Exhaustion and frustration.
Perhaps people who want to help—who want to do something—are captive to a mob mentality much like the man with the daughter who had a cleft palate. And the factual truth of the matter begins to reveal itself when efforts to help and bring about change are met with rejection, silencing, and ostracism.
Covidiots and Sheeple
During the present pandemic, the debate about how best to helpfully behave for the sake of others has led to two unique labels. There’s the COVIDiot (from COVID + idiot), a derogatory term used for those who do not follow the health and safety guides set forth amid the pandemic. There’s also the “sheeple” (from sheep + people), a term that’s actually in the dictionary due to its regular use over the last few years. Sheeple is another derogatory term that refers to people who mindlessly follow the crowd. The term is often used in the phrase “wake up sheeple,” evoking the idea of being “woke,” but applied in a new way in light of the coronavirus crisis. Getting “woke” in this sense seems to mean one of two things (leading to a rather ironic confusion): either you wake up and realize that following the public health guidelines is for everyone’s good, OR it means you should claim your independence from the authorities who can’t tell you what to do, like wearing a mask in public. We’re facing group pressure in two different directions here.
In the Bible, the word for “sheep” is used more than 400 times. We learn that sheep are followers. They do what other sheep are doing, often to their own detriment. They have a herd mentality. They will follow the mob off a cliff. Sheep need someone to protect them from these dangers, a guide to keep them safe, a trustworthy voice to which they can listen.
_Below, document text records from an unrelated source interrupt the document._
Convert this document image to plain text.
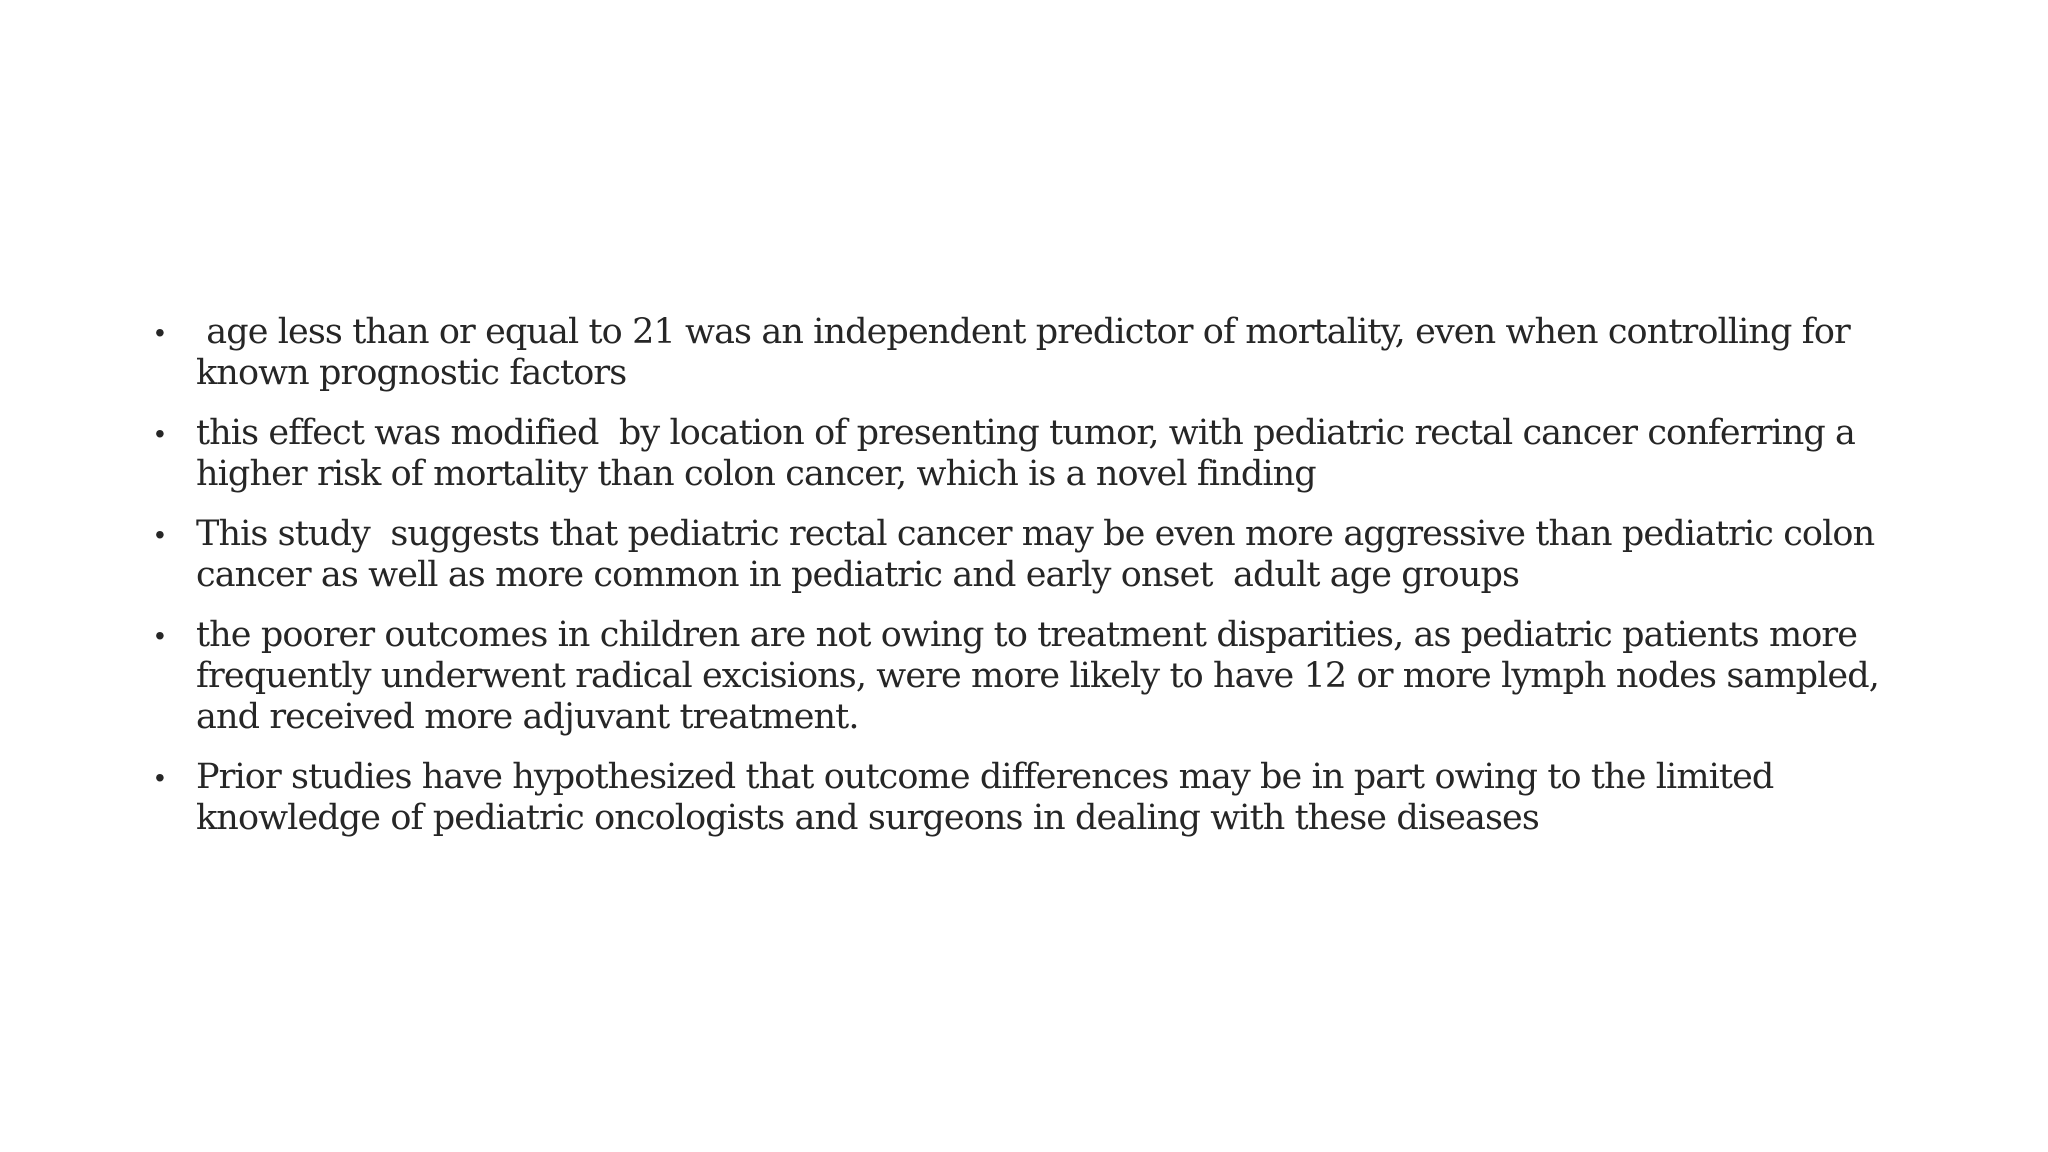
• age less than or equal to 21 was an independent predictor of mortality, even when controlling for known prognostic factors
• this effect was modified  by location of presenting tumor, with pediatric rectal cancer conferring a higher risk of mortality than colon cancer, which is a novel finding
• This study  suggests that pediatric rectal cancer may be even more aggressive than pediatric colon cancer as well as more common in pediatric and early onset  adult age groups
• the poorer outcomes in children are not owing to treatment disparities, as pediatric patients more frequently underwent radical excisions, were more likely to have 12 or more lymph nodes sampled, and received more adjuvant treatment.
• Prior studies have hypothesized that outcome differences may be in part owing to the limited knowledge of pediatric oncologists and surgeons in dealing with these diseases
Shepherds are the corollary image for sheep in the Bible. Shepherds were those who protected the sheep, lead them away from danger and toward safety as well as sources of life, like food and water. Shepherds were familiar to their sheep. Like many animals who develop relationships with humans, sheep find the voice of a shepherd to be trustworthy and comforting. Sheep follow their shepherd because they know their shepherd cares for them.
Who are you gonna follow?
At some point, we all have to recognize that we’re caught up as part of some mob. Maybe it’s the mob that’s actively dividing us. Maybe it’s the mob that’s criticizing that mob. Maybe it’s the mob that’s feeling helpless to make a difference because of frustration and exhaustion, resigned and giving up. And perhaps it’s a mob that I haven’t discussed yet—the apathetic mob, who just doesn’t care. Indeed, perhaps we’ve all been a part of each of these at some time or another. If we are had by our beliefs, and therefore caught up in a mob mentality without being aware of it, we can draw a striking conclusion:
We’re all sheep then. And we all need a shepherd.
The Bible describes us well in this regard, saying, “we all like sheep have gone astray.” (Isaiah 53.6).
Yet, this is not the last word. It’s only the first one. If we have all gone astray and need a shepherd, where do we find one? Jesus says of himself, “I am the Good Shepherd.” (John 10.11) Jesus says of his sheep that he knows them and they know him. They listen to his voice. He goes on to talk about more sheep who are not yet a part of his flock but will be, united under his leadership.We need a shepherd these days. Our world is in turmoil. Lives are stake. A pathway forward and toward unity is not possible without the leadership of the Good Shepherd.